На постаменте появился Анпилов. Его ноги были у самых глаз Куравлёва. Башмаки у Анпилова были изношены и избиты, как у странника, исходившего много дорог. На них была грязь, на шнурках узлы, подошвы истёрлись в походах. Анпилов сжимал мегафон.
— Они окружили Верховный Совет колючей проволокой! Наши товарищи голодают и мёрзнут, но не сдаются! Ельцин отдал приказ травить их газом! К воздуховодам подключают насосы! Будут закачивать газ циклон, которым фашисты душили узников! Неужели мы отдадим наших товарищей в руки душителей? Неужели после этого полезет в горло кусок? Неужели будем смотреть в глаза наших детей? Вы видите солдата, матроса, рабочего! — Анпилов оглянулся на памятник, — Они поведут нас вперёд! Идём вместе с ними к Дому Советов и освободим наших товарищей!
Чёрное тесто в квашне пучилось, хлюпало пузырями, перетекало через край. Куравлёв чувствовал, как во лбу взбухает жаркая жила, как в глазницах плавится свинец, ненавидящее сердце обращено туда, где лязгают каски, блестят колючки, лают овчарки.
Свирепое тулово с бычьими семенниками громит и рушит.
Куравлёв чувствовал, как плавится его сердце, сливается с огромным ненавидящим сердцем толпы. Это ухающее громадное сердце влечёт толпу.
— Вперёд, товарищи! — кричал Анпилов. В его руках был красный мегафон. — Да здравствует Советский Союз!
Толпа качнулась, отпрянула, снова качнулась. Перевалила через край квашни чёрными языками. Потекла, заливая асфальт, не туда, где блестела маковка церкви и мерцали изразцы посольства, а к Садовой, к Парку культуры, к Крымскому мосту, в сторону осаждённого Дома Советов.
Машин не было. Садовая, пустая, с голым асфальтом, была открыта толпе.
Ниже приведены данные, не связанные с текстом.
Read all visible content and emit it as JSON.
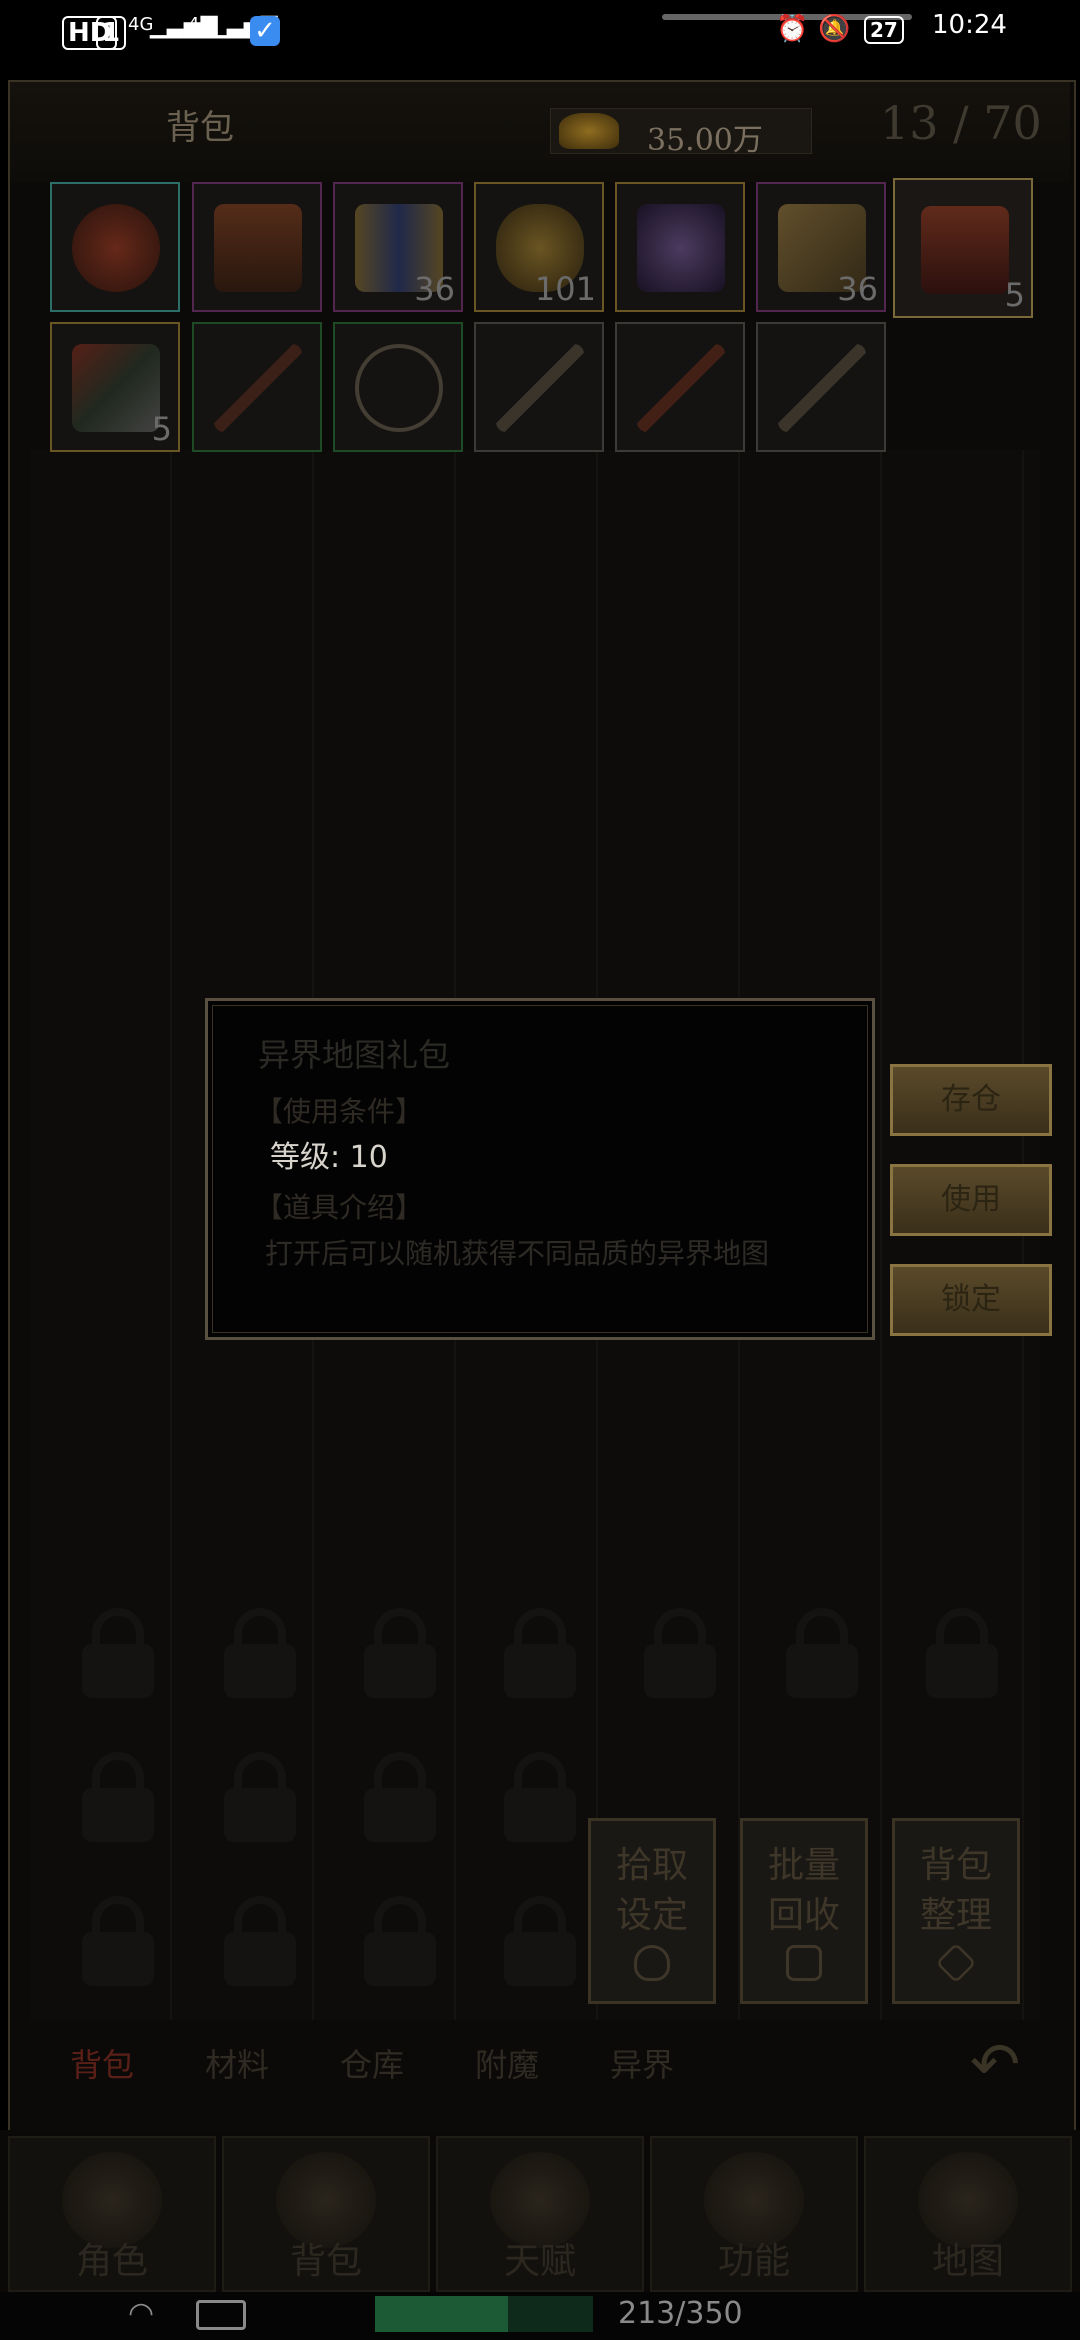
{
  "statusbar": {
    "hd": "HD",
    "sim1": "1",
    "signal1": "4G",
    "signal2": "4G",
    "battery": "27",
    "time": "10:24"
  },
  "bag": {
    "title": "背包",
    "money": "35.00万",
    "capacity": "13 / 70"
  },
  "items_row1": [
    {
      "count": "",
      "icon": "jade-seal-icon",
      "color": "#8a2a1a"
    },
    {
      "count": "",
      "icon": "treasure-chest-icon",
      "color": "#6a3018"
    },
    {
      "count": "36",
      "icon": "scroll-2x-icon",
      "color": "#6a5a2a"
    },
    {
      "count": "101",
      "icon": "gourd-icon",
      "color": "#8a6a20"
    },
    {
      "count": "",
      "icon": "crystal-bag-icon",
      "color": "#4a3a6a"
    },
    {
      "count": "36",
      "icon": "paper-scroll-icon",
      "color": "#7a6030"
    },
    {
      "count": "5",
      "icon": "red-chest-icon",
      "color": "#6a2a1a"
    }
  ],
  "items_row2": [
    {
      "count": "5",
      "icon": "dart-icon",
      "color": "#5a2a20"
    },
    {
      "count": "",
      "icon": "sword-icon",
      "color": "#4a2a1a"
    },
    {
      "count": "",
      "icon": "necklace-icon",
      "color": "#6a6050"
    },
    {
      "count": "",
      "icon": "dagger-icon",
      "color": "#4a4030"
    },
    {
      "count": "",
      "icon": "blade-icon",
      "color": "#5a2a1a"
    },
    {
      "count": "",
      "icon": "knife-icon",
      "color": "#4a4030"
    }
  ],
  "tooltip": {
    "title": "异界地图礼包",
    "usage_header": "【使用条件】",
    "level": "等级: 10",
    "intro_header": "【道具介绍】",
    "description": "打开后可以随机获得不同品质的异界地图"
  },
  "actions": {
    "store": "存仓",
    "use": "使用",
    "lock": "锁定"
  },
  "utility": {
    "pickup": "拾取\n设定",
    "recycle": "批量\n回收",
    "sort": "背包\n整理"
  },
  "category_tabs": [
    "背包",
    "材料",
    "仓库",
    "附魔",
    "异界"
  ],
  "nav": [
    "角色",
    "背包",
    "天赋",
    "功能",
    "地图"
  ],
  "exp": {
    "text": "213/350",
    "fraction": 0.61
  }
}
Куравлёв шёл в глубине толпы, вместе с ней убыстряя шаг. Был подхвачен раскалённой лавой. Лава гнала пред собой шумящий ветер, сметавший автомобили, прохожих. В толпе бежали бронзовый матрос, солдат с винтовкой, рабочий в спецовке. Они соскочили с постамента и бежали, направляя толпу. Куравлёв среди стука и топота слышал их бронзовую поступь.
Толпа протекла мимо Парка культуры, его бутафорских колонн. Приближались к мосту. Вход на мост преградила хлипкая цепь солдат со щитами и в касках. Они колотили в щиты, и этот жалкий неровный стук лишь ярил толпу. Цепь распалась, как гнилая нитка. Полетели в воду щиты и каски. Кто-то с воплем перекинулся через ограждение и упал в реку.
"Со всеми! Со всеми! Успеть! Я, как народ! Я — народ! Зоя, слышишь? Идём, как весна!"
Мост прогудел железными вантами. Громадная рука пробежала по струнам. Толпа давила на город с непомерной силой, подобно ураганам, землетрясениям, извержениям вулканов. Эта сила исходила из глубин земли, возникла изначально, при сотворении мира. Таилась в расплавленных недрах и вдруг изливалась из скважин. Этими скважинами были полные ненависти сердца. И его, Куравлёва, сердце. Сквозь его сердце из бездонных глубин изливалась кипящая лава.
"Не отстать! С народом! Я — народ! Зоя, слышишь меня? Идём, как весна".
Докатились до Смоленской, свернули. Открылся синий двулистник мэрии. Вышло солнце, и за мэрией белоснежный, сверкающий, как солнечная льдина, встал Дом Советов. Желанный, ликующий, раскрыл объятье спасителям.
Оцепление рассыпалось, солдат сдуло, как соринки. Колючая проволока сверкнула серебром, струилась кольцами. В эти кольца ударила поливальная машина, вслед за ней другая. За рулём сидели яростные люди, таранили колючую изгородь, расчищали проходы толпе.
Озарённая солнцем, ликующая, толпа бежала. По ней из окон мэрии открыли огонь. Несколько бегущих упало. Среди них Куравлёв увидел Шурыгина. Он корчился, подстреленный, на асфальте. Куравлёв хотел подбежать, но толпа подхватила, понесла. Навстречу из Дома Советов бежали, обнимались, братались, целовались. Так под Сталинградом соединялись фронты. Кто-то пахнущий дымом, небритый, облапил Куравлёва, что-то радостно орал в ухо. Куравлёв увидел идущего навстречу Ачалова, устремился к нему, но они разминулись. Два встречных потока закружили их.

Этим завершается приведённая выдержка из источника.